Tu papeles y donde vas?’ the agent asked. The questions were part of his strategy of ‘checking’ me, reminding me that the interpellation of my traceable history and palimpsest of my identity… made permissible the ‘checking’ of who I was and where I’m going” (p.31).

The power dynamics of the student-teacher relationship allows this “checkin” of students’ writin, remindin them when they fail to use enough SAE. Each student’s experience bleeds thru in they writin. The acceptance of non-standard rhetorical choices that appear as mistakes, errors, or both is cuz of our proximities to class…the middle class (of the past), racial hierarchies, an the power afforded (or not) by those varied intersections.

Sound like gatekeepin yet?

SAE, a second-hand emotion…

Now y’all woke to “THE MAN’s” attempt to whitewash our rhetorical choices thru “feedback” on our errors an mistakes. Now, I ain’t sayin y’all can write whateva y’all want doh.

There will be times when errors an mistakes ain’t intentional.

As such, one of the writer’s rhetorical choices will be to get some of dohs mistakes an errors together.  The key here is agency: the writer get to decide what is mistakes an errors. Then, feedback can be focused on the effectiveness of the rhetorical choices, exercised thru the student’s authentic voice.

Mistakes are sooo much easier to fix.  All you gotta do is give yo self a little time (…like a day or three before paper is due).

Read your draft ALOUD.

Remember?
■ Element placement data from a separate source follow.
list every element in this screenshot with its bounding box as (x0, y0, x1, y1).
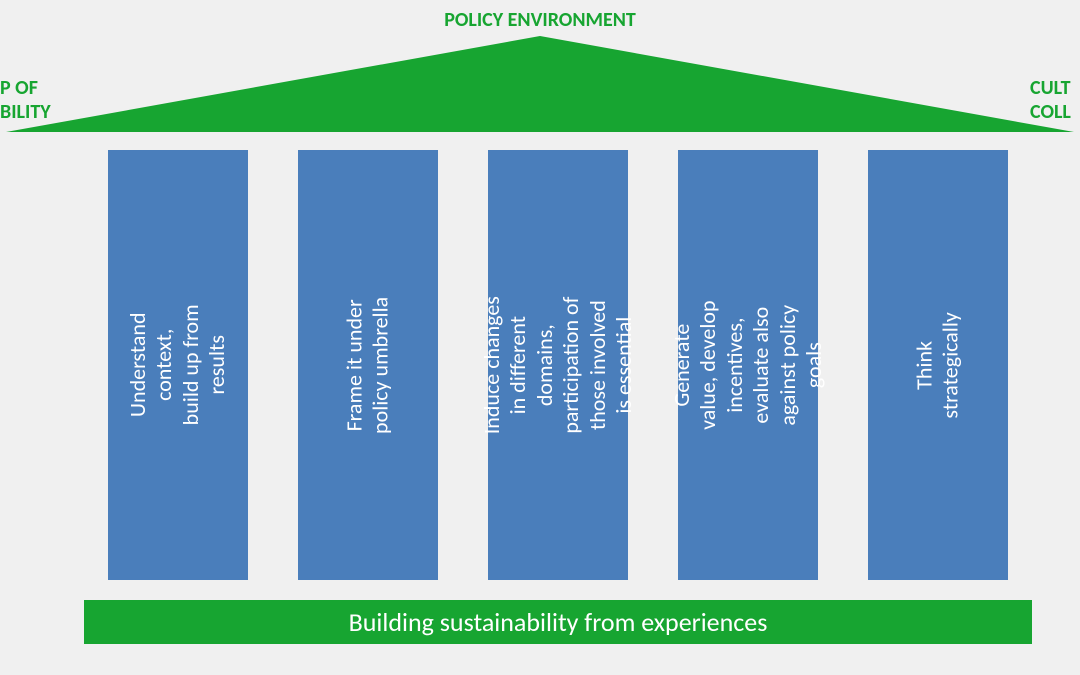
pillar-3-label: Induce changes in different domains, par… (479, 295, 637, 435)
pillar-2-label: Frame it under policy umbrella (342, 295, 395, 435)
pillar-4: Generate value, develop incentives, eval… (678, 150, 818, 580)
pillar-5: Think strategically (868, 150, 1008, 580)
pillar-5-label: Think strategically (912, 295, 965, 435)
right-side-label: CULT COLL (1030, 76, 1080, 124)
foundation-bar: Building sustainability from experiences (84, 600, 1032, 644)
pillar-2: Frame it under policy umbrella (298, 150, 438, 580)
foundation-label: Building sustainability from experiences (349, 606, 768, 638)
pillar-1: Understand context, build up from result… (108, 150, 248, 580)
pillar-3: Induce changes in different domains, par… (488, 150, 628, 580)
pillar-4-label: Generate value, develop incentives, eval… (669, 295, 827, 435)
left-side-label: P OF BILITY (0, 76, 60, 124)
diagram-canvas: POLICY ENVIRONMENTP OF BILITYCULT COLLUn… (0, 0, 1080, 675)
pillar-1-label: Understand context, build up from result… (125, 295, 231, 435)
Keshavarz (2008) was like, “Mistakes [is] due to non-linguistic factors such as fatigue, strong feelings, memory limitations, and lack of concentration [an] so on” (as cited by UK Essays, 2013, para 3). There’s research out there bout seein an readin aloud helpin the brain catch mistakes …or somethin like that (look that up on your own time while you procrastinatin or somethin).  

The point is you, a friend, or an uber skilled writing consultant from the UB Writing Center* (with an appointment, please an thanks) should read your paper. Writers can usually resolve mistakes easily if brought to they attention. READ ALOUD.

*Small print: Please be advised writing consultants’ primary concerns are not just your mistakes… or errors for that matter; writing consultations are discussion-based and collaborative, and they can occur at any stage of the writing process.

Errors, on the other hand, may require some work.  They can be either global or local. Burt (1975) cited by Park (2010) was like:

“Global errors …hinder communication [an] affect overall organization of the sentence such as wrong word order, missing, wrong or misplaced sentence connectors[,while] local errors do not usually hinder communication and affect single elements in a sentence such as error in noun and verb inflections, articles, and auxiliaries” (UK Essays, 2013, para 7).

As long as we remember “writing is a process,” there will always be room to practice resolving both global an local errors. We won’t catch all our errors all the time. Errors be tricky like that. Hooks (2011) be sayin, “There is much evidence [substantiatin] the reality that race [an] class identity creates difference in the quality of…[writin…] that take precedence over the common experience that marginalized groups share–differences which are rarely transcended” (p. 62; as cited by Brandhi, 2011, p. 43).

How an where you learn English will determine the errors an mistakes made. Les not forget this whole idea of errors an mistakes feeds into a bigger institutional system, guarded by institutional gatekeepers wit a vested interest in keepin SAE “standard.”

Hopefully y’all gotta writing center at your college that is pushing for institutional change to embrace ALL our errors an mistakes, making room for more ‘non-standard’ rhetorical choices.

**More small print: What you read as either errors or mistakes in this post are, in fact, thoughtfully considered rhetorical choices.


Brandhi, M. (2011). Radicalizing feminist theory with Marx and Buddha.  Dialogue 54(1) pp. 42-49.

Essays, UK. (November 2013). The Errors Vs Mistakes English Language Essay.

Garcia, Romeo. (2017). “Unmaking Gringo Centers.” The Writing Center Journal. 36.1 pp. 29-60.

Krichevsky, J. (2015). Review of the book Other People’s English: code-meshing, code-switching, and African American literacy, by V.A. Young. Composition Studies 43(2) p. 234-237.

Wyatt, C.S. (2017). Introduction to rhetoric. Tamari Guide for Writers.